Once the job begins, players are in casing mode. Here care must be taken to avoid raising suspicion, staying out of secure areas or triggering cameras and alarms. Donning the mask starts the raid proper, weapons are readied and civilians told to get down. Their hands can be tied with cable ties, turning them into a valuable hostage. Interacting with the scenery includes drilling through safes, picking locks and grabbing the loot. When the alarm is raised, the police will move in and it becomes a gunfight. The escape vehicle will often be delayed or moved, but once it is available valuables can be thrown in the back to secure them. Escape is only possible when set targets have been reached, and the longer the criminals hang around the heavier the police response.
Should a team member be downed, there is a countdown before they are taken into custody.

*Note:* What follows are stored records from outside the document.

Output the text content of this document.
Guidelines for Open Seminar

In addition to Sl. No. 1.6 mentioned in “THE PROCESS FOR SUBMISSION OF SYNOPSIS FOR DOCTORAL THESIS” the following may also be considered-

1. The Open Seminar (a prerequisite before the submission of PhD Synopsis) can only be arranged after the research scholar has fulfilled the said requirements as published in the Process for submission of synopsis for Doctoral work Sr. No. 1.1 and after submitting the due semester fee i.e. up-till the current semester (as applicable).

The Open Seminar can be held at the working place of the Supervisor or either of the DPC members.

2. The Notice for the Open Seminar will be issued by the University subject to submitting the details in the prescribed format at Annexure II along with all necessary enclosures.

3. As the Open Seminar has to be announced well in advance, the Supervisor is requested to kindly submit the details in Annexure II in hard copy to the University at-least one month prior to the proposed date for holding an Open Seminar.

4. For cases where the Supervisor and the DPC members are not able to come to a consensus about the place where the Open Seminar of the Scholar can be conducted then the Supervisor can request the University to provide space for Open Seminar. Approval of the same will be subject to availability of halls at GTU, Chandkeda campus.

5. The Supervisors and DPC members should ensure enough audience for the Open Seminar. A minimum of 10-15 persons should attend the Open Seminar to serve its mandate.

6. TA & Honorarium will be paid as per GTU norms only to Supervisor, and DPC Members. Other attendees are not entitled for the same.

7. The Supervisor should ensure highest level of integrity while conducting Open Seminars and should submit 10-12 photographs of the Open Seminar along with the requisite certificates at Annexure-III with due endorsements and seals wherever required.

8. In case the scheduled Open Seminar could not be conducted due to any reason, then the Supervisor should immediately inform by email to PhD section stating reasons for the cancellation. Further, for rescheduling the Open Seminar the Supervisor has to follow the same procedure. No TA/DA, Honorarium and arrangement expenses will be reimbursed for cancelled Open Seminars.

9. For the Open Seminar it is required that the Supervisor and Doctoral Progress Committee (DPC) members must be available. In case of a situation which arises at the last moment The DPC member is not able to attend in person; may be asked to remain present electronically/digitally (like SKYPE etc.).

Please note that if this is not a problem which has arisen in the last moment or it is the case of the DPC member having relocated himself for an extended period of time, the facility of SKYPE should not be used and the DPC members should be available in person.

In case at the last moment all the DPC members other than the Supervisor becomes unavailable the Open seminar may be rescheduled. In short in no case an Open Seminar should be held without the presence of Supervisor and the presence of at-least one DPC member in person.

During this time a colleague can help them up to save them. Captured hostages can be traded for team members, the process delayed if civilians have been killed. Like many FPS games, the downed player can watch what is happening with the others until they are released. Suspicious guards will also handcuff you, with time taken to pick the locks or require a friend to release you. The mission ends when all four robbers are captured or the survivors manage to escape. Cash and XP are awarded, along with a bonus card. Three cards are dealt to each player and one is chosen, rewarding the player with a new weapon, modification or material/colour for customisation.
Perhaps the most valuable reward is skill points, spent on new skills. There are four classes – the Enforcer specialises in weapons, the Mastermind negotiates, the Technician employs gadgets and the Ghost is stealthy. Each class has multiple tiers, but points can be put on different classes at any time and the skill tree re-arranged. Each new skill has a basic (1 point) and ace (3 point) bonus. As the player’s reputation grows, so more difficult and challenging tasks are unlocked. Body armour, sentry guns and ECM jammers are among the gadgets that are also available – for spending money – as the game progresses.
The co-operative nature of the gameplay and the “crime vision” that highlights key objectives and characters is strongly reminiscent of Left 4 Dead. Much like that game, it only comes alive with a good group of players working together; the solo player must do all the work with only little help from the AI. New objectives and locations have expanded the scope of the original Payday, but it quickly becomes repetitive tackling the easier missions to level up. The proportion of spending cash earned after each mission feels low, meaning it takes longer to buy new things than perhaps it should. Too often the gameplay descends into a hail of bullets and tactics go out of the window. The way drills often fail and need to be restarted also frustrates in the heat of the action. The 360 version is prone to players dropping in and out, leading to long delays.
Payday 2 goes for the glitz and glamour of movie heists but falls short. Graphics are glitchy, with characters often passing through each other or scenery. That scenery is bland, with little variety between the locations, and often clumsy to interact with – invisible walls block off parts of a street, and doors lead nowhere. Sound is generally good, including the muffled effect when stun grenades go off, but the speech is stilted and repeats too often. What the game really lacks is more strategy – something as simple as choosing start location by dropping masks onto a map would have helped.
High demand saw the game sell out on shop shelves and reach the top of the UK software chart in its first week of release, so there is an audience and a large online community (the 360 version is now also available to download from the Games On Demand store, and fresh stock has gone out to shops). Ignore the shortcomings and there is some illicit fun to be had, in the company of good players.